Он вновь смотрит на Веронику. Испепеляет ее взглядом, будто это не он заставил всех нервничать,
— Мы… мы сейчас вернемся в клуб. Извините, босс.
Я не узнаю храбрую певицу. Минуту назад она готова была схлестнуться с охраной и полицией, а сейчас жмет на кнопку лифта как маленькая перепуганная девочка.
— Лео, это я… Ева. Твоя Ева.
Я все же подхожу к нему. Беру за руку. Прижимаю ледяную ладонь к своей щеке.
Еще день назад это закончилось бы пожаром. Ни одна живая душа не смогла бы помешать нашим безумным поцелуям. Теперь… никакой реакции. Ладонь в руках как неживая.
— Тебе нужно в клуб, — звучит бесцветно. Наверное, именно с такой интонацией ответил бы робот.
— Что случилось?
Я по одному целую его пальцы. Мизинец, безымянный с белесым ободком от кольца, большой, указательный со свежей царапиной. Пытаюсь отогреть, напомнить…
Так и не почувствовав никакого отклика, прижимаюсь губами к центру ладони.
Где-то здесь на линии судьбы должна быть я. Не могут наши чувства оказаться всего лишь точкой. Ни после потрясающего первого раза на яхте. Ни после счастливой недели вместе с поцелуями, смехом, сумасшедшей нежностью и заботой.
— Лео, любимый, пожалуйста, скажи, что все хорошо. — Еле сдерживаю слезы.
— У меня все в полном порядке, — уже громче повторяет Леонас, убирая руку. — Надеюсь, у вас тоже все будет в полном порядке… — Он шумно выдыхает и заканчивает фразу: — В клубе!

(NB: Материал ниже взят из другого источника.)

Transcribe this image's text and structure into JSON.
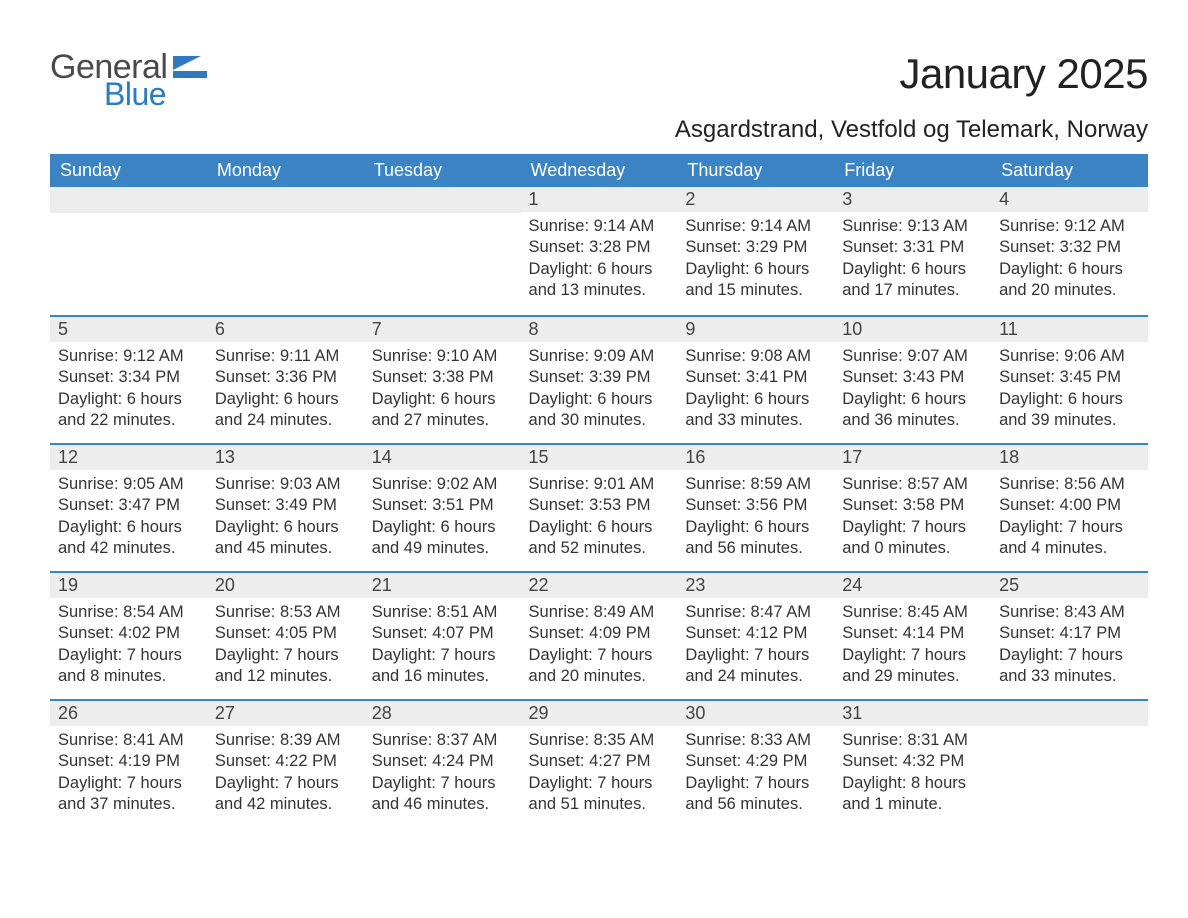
{
  "brand": {
    "general": "General",
    "blue": "Blue",
    "flag_color": "#2d7ac0"
  },
  "title": "January 2025",
  "location": "Asgardstrand, Vestfold og Telemark, Norway",
  "header_bg": "#3b83c2",
  "daynum_bg": "#ededed",
  "daynum_border": "#3b83c2",
  "text_color": "#333333",
  "day_headers": [
    "Sunday",
    "Monday",
    "Tuesday",
    "Wednesday",
    "Thursday",
    "Friday",
    "Saturday"
  ],
  "weeks": [
    [
      {
        "n": "",
        "sunrise": "",
        "sunset": "",
        "daylight1": "",
        "daylight2": ""
      },
      {
        "n": "",
        "sunrise": "",
        "sunset": "",
        "daylight1": "",
        "daylight2": ""
      },
      {
        "n": "",
        "sunrise": "",
        "sunset": "",
        "daylight1": "",
        "daylight2": ""
      },
      {
        "n": "1",
        "sunrise": "Sunrise: 9:14 AM",
        "sunset": "Sunset: 3:28 PM",
        "daylight1": "Daylight: 6 hours",
        "daylight2": "and 13 minutes."
      },
      {
        "n": "2",
        "sunrise": "Sunrise: 9:14 AM",
        "sunset": "Sunset: 3:29 PM",
        "daylight1": "Daylight: 6 hours",
        "daylight2": "and 15 minutes."
      },
      {
        "n": "3",
        "sunrise": "Sunrise: 9:13 AM",
        "sunset": "Sunset: 3:31 PM",
        "daylight1": "Daylight: 6 hours",
        "daylight2": "and 17 minutes."
      },
      {
        "n": "4",
        "sunrise": "Sunrise: 9:12 AM",
        "sunset": "Sunset: 3:32 PM",
        "daylight1": "Daylight: 6 hours",
        "daylight2": "and 20 minutes."
      }
    ],
    [
      {
        "n": "5",
        "sunrise": "Sunrise: 9:12 AM",
        "sunset": "Sunset: 3:34 PM",
        "daylight1": "Daylight: 6 hours",
        "daylight2": "and 22 minutes."
      },
      {
        "n": "6",
        "sunrise": "Sunrise: 9:11 AM",
        "sunset": "Sunset: 3:36 PM",
        "daylight1": "Daylight: 6 hours",
        "daylight2": "and 24 minutes."
      },
      {
        "n": "7",
        "sunrise": "Sunrise: 9:10 AM",
        "sunset": "Sunset: 3:38 PM",
        "daylight1": "Daylight: 6 hours",
        "daylight2": "and 27 minutes."
      },
      {
        "n": "8",
        "sunrise": "Sunrise: 9:09 AM",
        "sunset": "Sunset: 3:39 PM",
        "daylight1": "Daylight: 6 hours",
        "daylight2": "and 30 minutes."
      },
      {
        "n": "9",
        "sunrise": "Sunrise: 9:08 AM",
        "sunset": "Sunset: 3:41 PM",
        "daylight1": "Daylight: 6 hours",
        "daylight2": "and 33 minutes."
      },
      {
        "n": "10",
        "sunrise": "Sunrise: 9:07 AM",
        "sunset": "Sunset: 3:43 PM",
        "daylight1": "Daylight: 6 hours",
        "daylight2": "and 36 minutes."
      },
      {
        "n": "11",
        "sunrise": "Sunrise: 9:06 AM",
        "sunset": "Sunset: 3:45 PM",
        "daylight1": "Daylight: 6 hours",
        "daylight2": "and 39 minutes."
      }
    ],
    [
      {
        "n": "12",
        "sunrise": "Sunrise: 9:05 AM",
        "sunset": "Sunset: 3:47 PM",
        "daylight1": "Daylight: 6 hours",
        "daylight2": "and 42 minutes."
      },
      {
        "n": "13",
        "sunrise": "Sunrise: 9:03 AM",
        "sunset": "Sunset: 3:49 PM",
        "daylight1": "Daylight: 6 hours",
        "daylight2": "and 45 minutes."
      },
      {
        "n": "14",
        "sunrise": "Sunrise: 9:02 AM",
        "sunset": "Sunset: 3:51 PM",
        "daylight1": "Daylight: 6 hours",
        "daylight2": "and 49 minutes."
      },
      {
        "n": "15",
        "sunrise": "Sunrise: 9:01 AM",
        "sunset": "Sunset: 3:53 PM",
        "daylight1": "Daylight: 6 hours",
        "daylight2": "and 52 minutes."
      },
      {
        "n": "16",
        "sunrise": "Sunrise: 8:59 AM",
        "sunset": "Sunset: 3:56 PM",
        "daylight1": "Daylight: 6 hours",
        "daylight2": "and 56 minutes."
      },
      {
        "n": "17",
        "sunrise": "Sunrise: 8:57 AM",
        "sunset": "Sunset: 3:58 PM",
        "daylight1": "Daylight: 7 hours",
        "daylight2": "and 0 minutes."
      },
      {
        "n": "18",
        "sunrise": "Sunrise: 8:56 AM",
        "sunset": "Sunset: 4:00 PM",
        "daylight1": "Daylight: 7 hours",
        "daylight2": "and 4 minutes."
      }
    ],
    [
      {
        "n": "19",
        "sunrise": "Sunrise: 8:54 AM",
        "sunset": "Sunset: 4:02 PM",
        "daylight1": "Daylight: 7 hours",
        "daylight2": "and 8 minutes."
      },
      {
        "n": "20",
        "sunrise": "Sunrise: 8:53 AM",
        "sunset": "Sunset: 4:05 PM",
        "daylight1": "Daylight: 7 hours",
        "daylight2": "and 12 minutes."
      },
      {
        "n": "21",
        "sunrise": "Sunrise: 8:51 AM",
        "sunset": "Sunset: 4:07 PM",
        "daylight1": "Daylight: 7 hours",
        "daylight2": "and 16 minutes."
      },
      {
        "n": "22",
        "sunrise": "Sunrise: 8:49 AM",
        "sunset": "Sunset: 4:09 PM",
        "daylight1": "Daylight: 7 hours",
        "daylight2": "and 20 minutes."
      },
      {
        "n": "23",
        "sunrise": "Sunrise: 8:47 AM",
        "sunset": "Sunset: 4:12 PM",
        "daylight1": "Daylight: 7 hours",
        "daylight2": "and 24 minutes."
      },
      {
        "n": "24",
        "sunrise": "Sunrise: 8:45 AM",
        "sunset": "Sunset: 4:14 PM",
        "daylight1": "Daylight: 7 hours",
        "daylight2": "and 29 minutes."
      },
      {
        "n": "25",
        "sunrise": "Sunrise: 8:43 AM",
        "sunset": "Sunset: 4:17 PM",
        "daylight1": "Daylight: 7 hours",
        "daylight2": "and 33 minutes."
      }
    ],
    [
      {
        "n": "26",
        "sunrise": "Sunrise: 8:41 AM",
        "sunset": "Sunset: 4:19 PM",
        "daylight1": "Daylight: 7 hours",
        "daylight2": "and 37 minutes."
      },
      {
        "n": "27",
        "sunrise": "Sunrise: 8:39 AM",
        "sunset": "Sunset: 4:22 PM",
        "daylight1": "Daylight: 7 hours",
        "daylight2": "and 42 minutes."
      },
      {
        "n": "28",
        "sunrise": "Sunrise: 8:37 AM",
        "sunset": "Sunset: 4:24 PM",
        "daylight1": "Daylight: 7 hours",
        "daylight2": "and 46 minutes."
      },
      {
        "n": "29",
        "sunrise": "Sunrise: 8:35 AM",
        "sunset": "Sunset: 4:27 PM",
        "daylight1": "Daylight: 7 hours",
        "daylight2": "and 51 minutes."
      },
      {
        "n": "30",
        "sunrise": "Sunrise: 8:33 AM",
        "sunset": "Sunset: 4:29 PM",
        "daylight1": "Daylight: 7 hours",
        "daylight2": "and 56 minutes."
      },
      {
        "n": "31",
        "sunrise": "Sunrise: 8:31 AM",
        "sunset": "Sunset: 4:32 PM",
        "daylight1": "Daylight: 8 hours",
        "daylight2": "and 1 minute."
      },
      {
        "n": "",
        "sunrise": "",
        "sunset": "",
        "daylight1": "",
        "daylight2": ""
      }
    ]
  ]
}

— Не понимаю… — Оглядываюсь на Веронику и медсестру.
Я словно в какой-то параллельной реальности, где не было никаких нас. В проклятом мире, где каждый по себе, и я прежняя одинокая девчонка, у которой не осталось ни подруг, ни семьи.
— Ева, нам нужно ехать, — тяжело сглотнув, Вероника берет меня за локоть и тянет к лифту.
— Я не хочу. — Упираюсь. —
Что происходит?Умоляюще смотрю на Лео. Я готова душу отдать за одно его теплое слово, за намек, за взгляд… прежний, без этого льда и безразличия.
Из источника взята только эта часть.